For SMEs to lead the way in this behavioural shift, they may first need to overcome the intimidation factor.
“Many SMEs may be intimidated. The public sector speaks its own language, net zero has its own language and I think it’s intimidating for a lot of small businesses. It’s too easy to put it in the ‘too hard’ basket but that’s not a savvy commercial decision.”

Accessing public sector health can be intimidating for SMEs, says Lucy.
ETL’s role, says Lucy, is partly to break down these barriers – between public and private, large and small, and net zero experts and novices.
This task is eased by an increasingly collaborative healthcare landscape, with one of the few positives to emerge from the pandemic being more cross-border, cross-discipline working for the greater good.
“The interface between the public sector and SMEs at the moment is going really well. We are receiving a lot of requests from the public sector for green planning and climate adaption plans. We can connect SMEs with hospitals that are keen to make such innovations.”
Lucy cites one particularly exciting example of potential SME/hospital relations – a start-up which aims to use clean energy drones to ship COVID swabs from hospitals to test sites.
“The NHS is struggling to clear backlogs and every single patient coming in for a procedure has to be swabbed. If you can’t process the swabs in time, the backlog is only going to get worse. This could dramatically speed things up, and a grant application is currently pending.”
Often these relationships are born out of on-the-ground knowledge of the specific needs of a trust or healthcare authority. Lucy adds that public health bodies are often far more innovative and open to revolutionary changes than deep-rooted stereotypes suggest.

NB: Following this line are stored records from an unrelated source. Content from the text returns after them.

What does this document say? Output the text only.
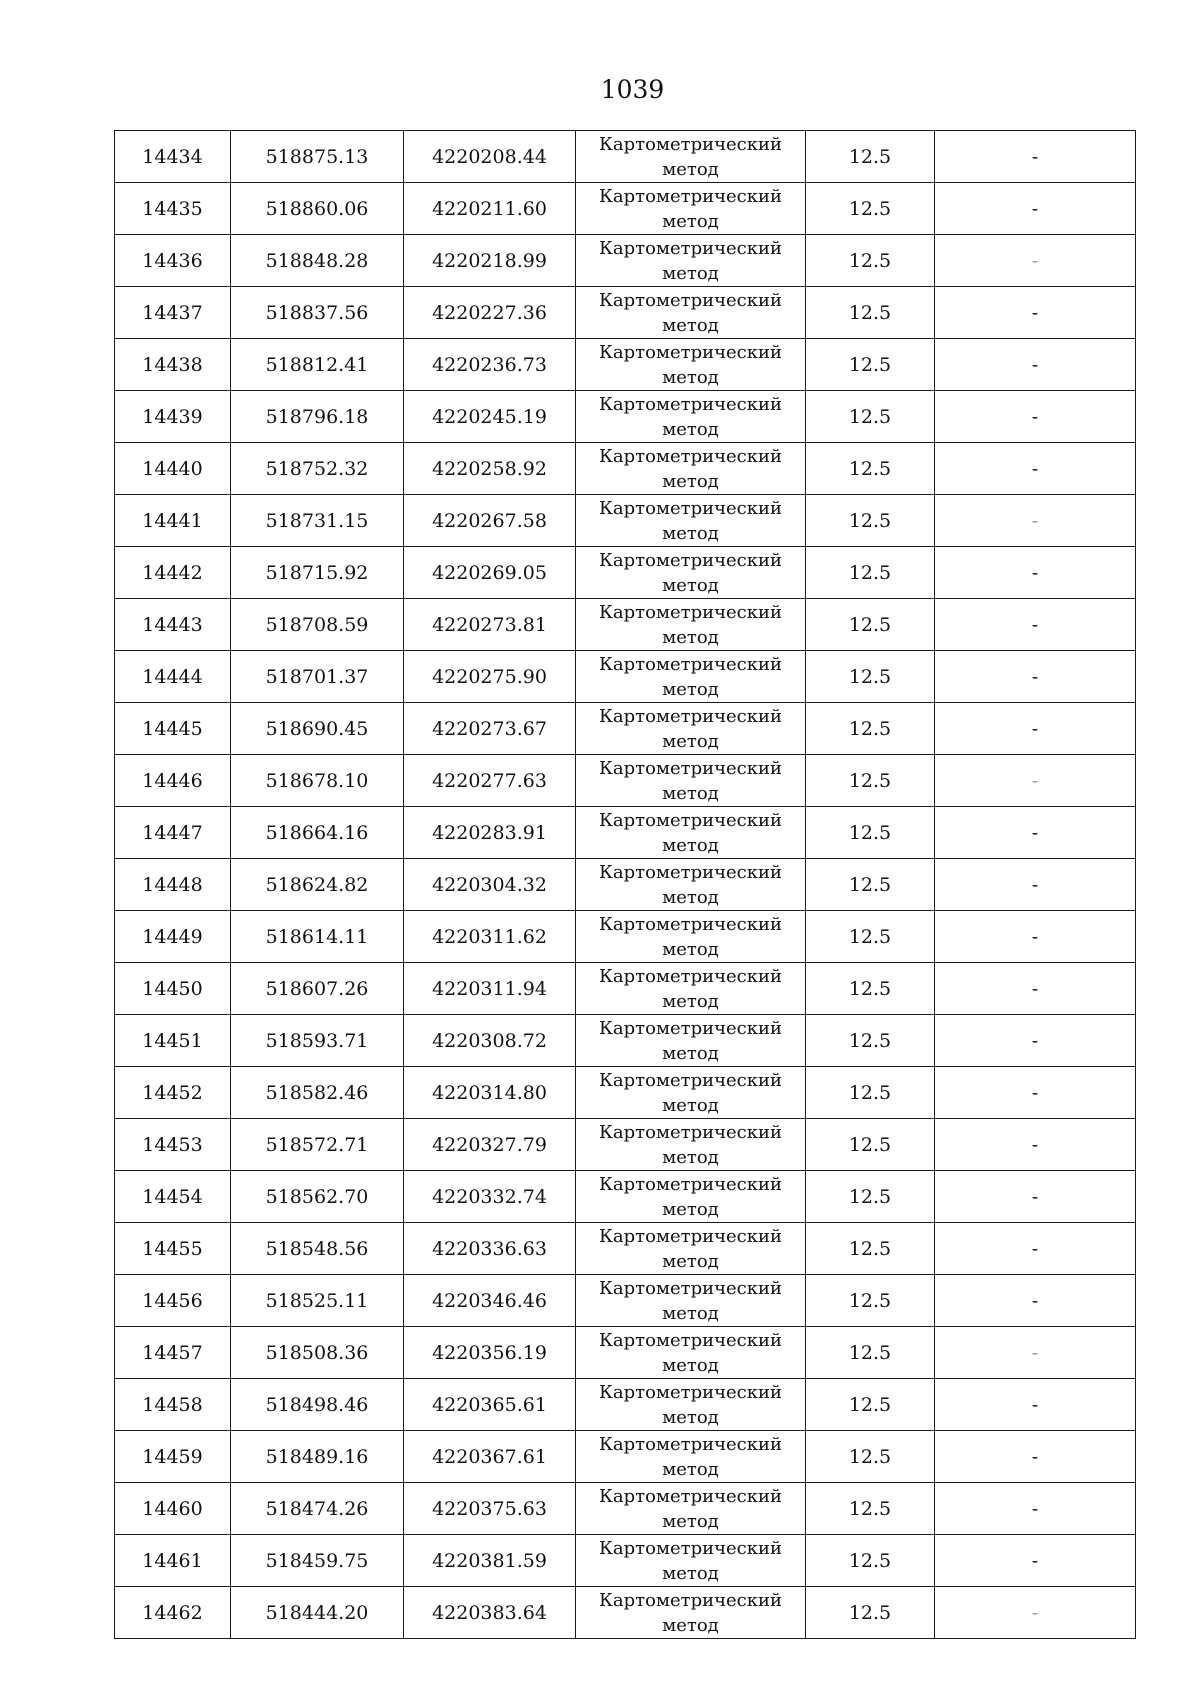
1039
14434	518875.13	4220208.44	Картометрический метод	12.5	-
14435	518860.06	4220211.60	Картометрический метод	12.5	-
14436	518848.28	4220218.99	Картометрический метод	12.5	-
14437	518837.56	4220227.36	Картометрический метод	12.5	-
14438	518812.41	4220236.73	Картометрический метод	12.5	-
14439	518796.18	4220245.19	Картометрический метод	12.5	-
14440	518752.32	4220258.92	Картометрический метод	12.5	-
14441	518731.15	4220267.58	Картометрический метод	12.5	-
14442	518715.92	4220269.05	Картометрический метод	12.5	-
14443	518708.59	4220273.81	Картометрический метод	12.5	-
14444	518701.37	4220275.90	Картометрический метод	12.5	-
14445	518690.45	4220273.67	Картометрический метод	12.5	-
14446	518678.10	4220277.63	Картометрический метод	12.5	-
14447	518664.16	4220283.91	Картометрический метод	12.5	-
14448	518624.82	4220304.32	Картометрический метод	12.5	-
14449	518614.11	4220311.62	Картометрический метод	12.5	-
14450	518607.26	4220311.94	Картометрический метод	12.5	-
14451	518593.71	4220308.72	Картометрический метод	12.5	-
14452	518582.46	4220314.80	Картометрический метод	12.5	-
14453	518572.71	4220327.79	Картометрический метод	12.5	-
14454	518562.70	4220332.74	Картометрический метод	12.5	-
14455	518548.56	4220336.63	Картометрический метод	12.5	-
14456	518525.11	4220346.46	Картометрический метод	12.5	-
14457	518508.36	4220356.19	Картометрический метод	12.5	-
14458	518498.46	4220365.61	Картометрический метод	12.5	-
14459	518489.16	4220367.61	Картометрический метод	12.5	-
14460	518474.26	4220375.63	Картометрический метод	12.5	-
14461	518459.75	4220381.59	Картометрический метод	12.5	-
14462	518444.20	4220383.64	Картометрический метод	12.5	-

“It’s about talking to the right person, not necessarily having an organigram of every hospital and every person with the right job description. It’s about genuinely knowing that ‘Bob’ at ‘X’ hospital is really open to these ideas or that this site has a particular challenge. Our role is to connect SMEs with these public sector opportunities.
“We understand that we can’t just be energy nerds focused on the widget or product side. What we can do is make introductions to teams who understand the intricacies of how projects are managed, how programmes are managed and how change happens within healthcare and life sciences.”